Before every new commit our Application is now getting automatically compiled to Javascript. After every push to the master branch of the repository the Gitlab runner deploys with help of the EB CLI the application our Elastic Beanstalk. Of course this is still far from ideal. The proper way would be to run first lints and test before and have different stages and branches which we omitted here for brevity 🙂

If everything is green and you still having issues it might be well worth your time checking out the logs for your Elastic Beanstalk ;). We didnt realize that the boilerplate code for our app specified, next to the standard colyseus port 2567, the systems enviroment port which got used instead.

AWS Lambda

After we had our app successfully running, we tried to use other services of AWS. For example, for our mathematical calculations we wanted to use the Lambda function. E.g. the calculation for the distance of two players with the Haversine formula.

Creating the Lambda function

Our lambda function
  1. Under AWS Services go to AWS Lambda
  2. Create a new Function in your preferred language (we used python)
  3. Implement your code.
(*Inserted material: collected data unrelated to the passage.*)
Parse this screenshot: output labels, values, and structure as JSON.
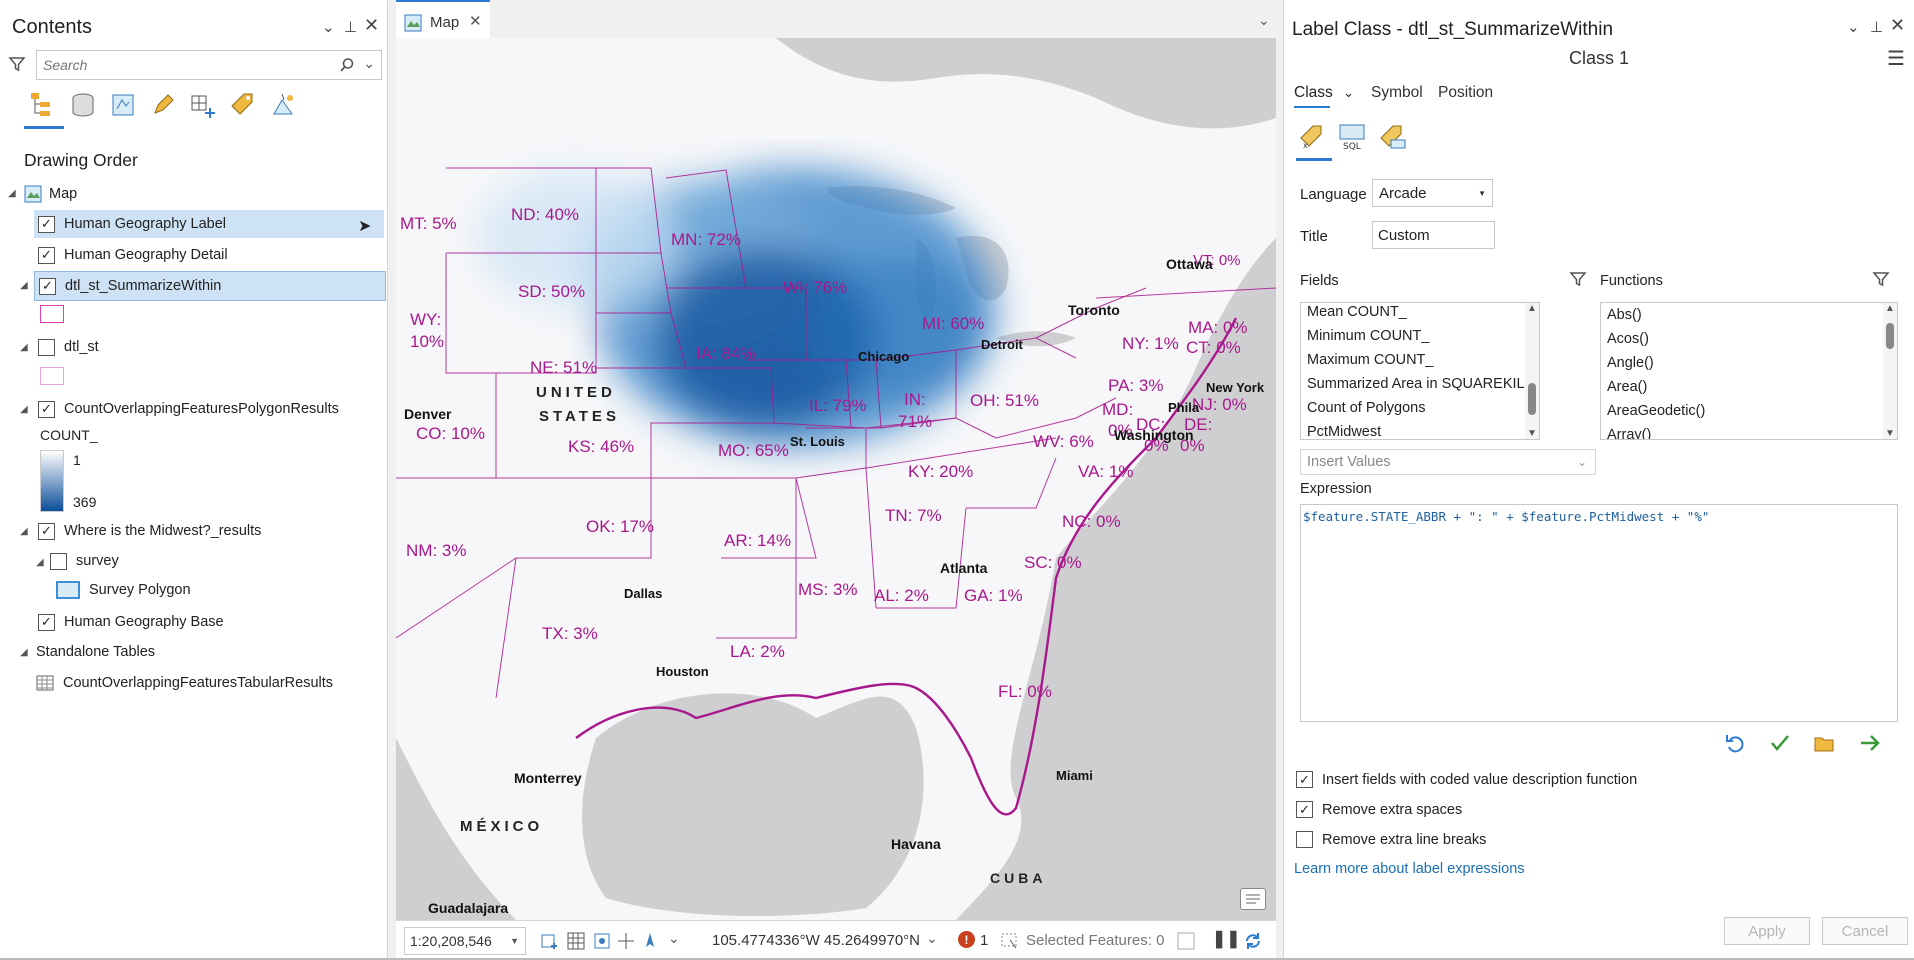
{
  "contents": {
    "title": "Contents",
    "search_placeholder": "Search",
    "drawing_order": "Drawing Order",
    "map_label": "Map",
    "layers": [
      {
        "label": "Human Geography Label"
      },
      {
        "label": "Human Geography Detail"
      },
      {
        "label": "dtl_st_SummarizeWithin"
      },
      {
        "label": "dtl_st"
      },
      {
        "label": "CountOverlappingFeaturesPolygonResults"
      },
      {
        "label": "Where is the Midwest?_results"
      },
      {
        "label": "survey"
      },
      {
        "label": "Survey Polygon"
      },
      {
        "label": "Human Geography Base"
      }
    ],
    "legend_field": "COUNT_",
    "legend_min": "1",
    "legend_max": "369",
    "standalone_tables": "Standalone Tables",
    "table_name": "CountOverlappingFeaturesTabularResults"
  },
  "map": {
    "tab_label": "Map",
    "state_labels": [
      "MT: 5%",
      "ND: 40%",
      "MN: 72%",
      "SD: 50%",
      "WI: 76%",
      "WY:",
      "10%",
      "MI: 60%",
      "NE: 51%",
      "IA: 84%",
      "IL: 79%",
      "IN:",
      "71%",
      "OH: 51%",
      "CO: 10%",
      "KS: 46%",
      "MO: 65%",
      "PA: 3%",
      "NY: 1%",
      "MA: 0%",
      "CT: 0%",
      "WV: 6%",
      "VA: 1%",
      "MD:",
      "0%",
      "DC:",
      "DE:",
      "0%",
      "0%",
      "NJ: 0%",
      "KY: 20%",
      "OK: 17%",
      "AR: 14%",
      "TN: 7%",
      "NC: 0%",
      "NM: 3%",
      "SC: 0%",
      "MS: 3%",
      "AL: 2%",
      "GA: 1%",
      "TX: 3%",
      "LA: 2%",
      "FL: 0%",
      "VT: 0%"
    ],
    "cities": [
      "Denver",
      "Chicago",
      "Detroit",
      "Toronto",
      "Ottawa",
      "New York",
      "Phila",
      "Washington",
      "St. Louis",
      "Atlanta",
      "Dallas",
      "Houston",
      "Miami",
      "Monterrey",
      "Havana",
      "Guadalajara"
    ],
    "countries": [
      "UNITED",
      "STATES",
      "MÉXICO",
      "CUBA"
    ],
    "scale": "1:20,208,546",
    "coordinates": "105.4774336°W 45.2649970°N",
    "error_count": "1",
    "selected_features": "Selected Features: 0"
  },
  "label_class": {
    "title": "Label Class - dtl_st_SummarizeWithin",
    "class_name": "Class 1",
    "tabs": [
      "Class",
      "Symbol",
      "Position"
    ],
    "language_label": "Language",
    "language_value": "Arcade",
    "title_label": "Title",
    "title_value": "Custom",
    "fields_label": "Fields",
    "functions_label": "Functions",
    "fields": [
      "Mean COUNT_",
      "Minimum COUNT_",
      "Maximum COUNT_",
      "Summarized Area in SQUAREKILOMETEF",
      "Count of Polygons",
      "PctMidwest"
    ],
    "functions": [
      "Abs()",
      "Acos()",
      "Angle()",
      "Area()",
      "AreaGeodetic()",
      "Array()"
    ],
    "insert_values": "Insert Values",
    "expression_label": "Expression",
    "expression": "$feature.STATE_ABBR + \": \" + $feature.PctMidwest + \"%\"",
    "checkboxes": [
      {
        "label": "Insert fields with coded value description function",
        "checked": true
      },
      {
        "label": "Remove extra spaces",
        "checked": true
      },
      {
        "label": "Remove extra line breaks",
        "checked": false
      }
    ],
    "learn_more": "Learn more about label expressions",
    "apply": "Apply",
    "cancel": "Cancel"
  },
  "colors": {
    "accent": "#2b7bd1",
    "label_magenta": "#a8188c",
    "midwest_dark": "#0b4f9a"
  }
}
The body that’s beeing send to your Lambda function are getting saved into a dictionary `event`. You can access the key-value pairs by e.g. event[“key”]
  4. You can write test events to feed data into your lamba function.

Exposing your Lambda function

To use the lamba function in your code you need a API Gateway first.

Usingthe Lamba function in our code
  1. Under AWS Services go to API Gateway
  2. Create a new REST-API
  3. Create a new Resource under Action
  4. Under Action use “Create Method” choose the HTTP method with which you want to “talk” to your lambda function (we used POST).
  5. Choose the lambda function you access.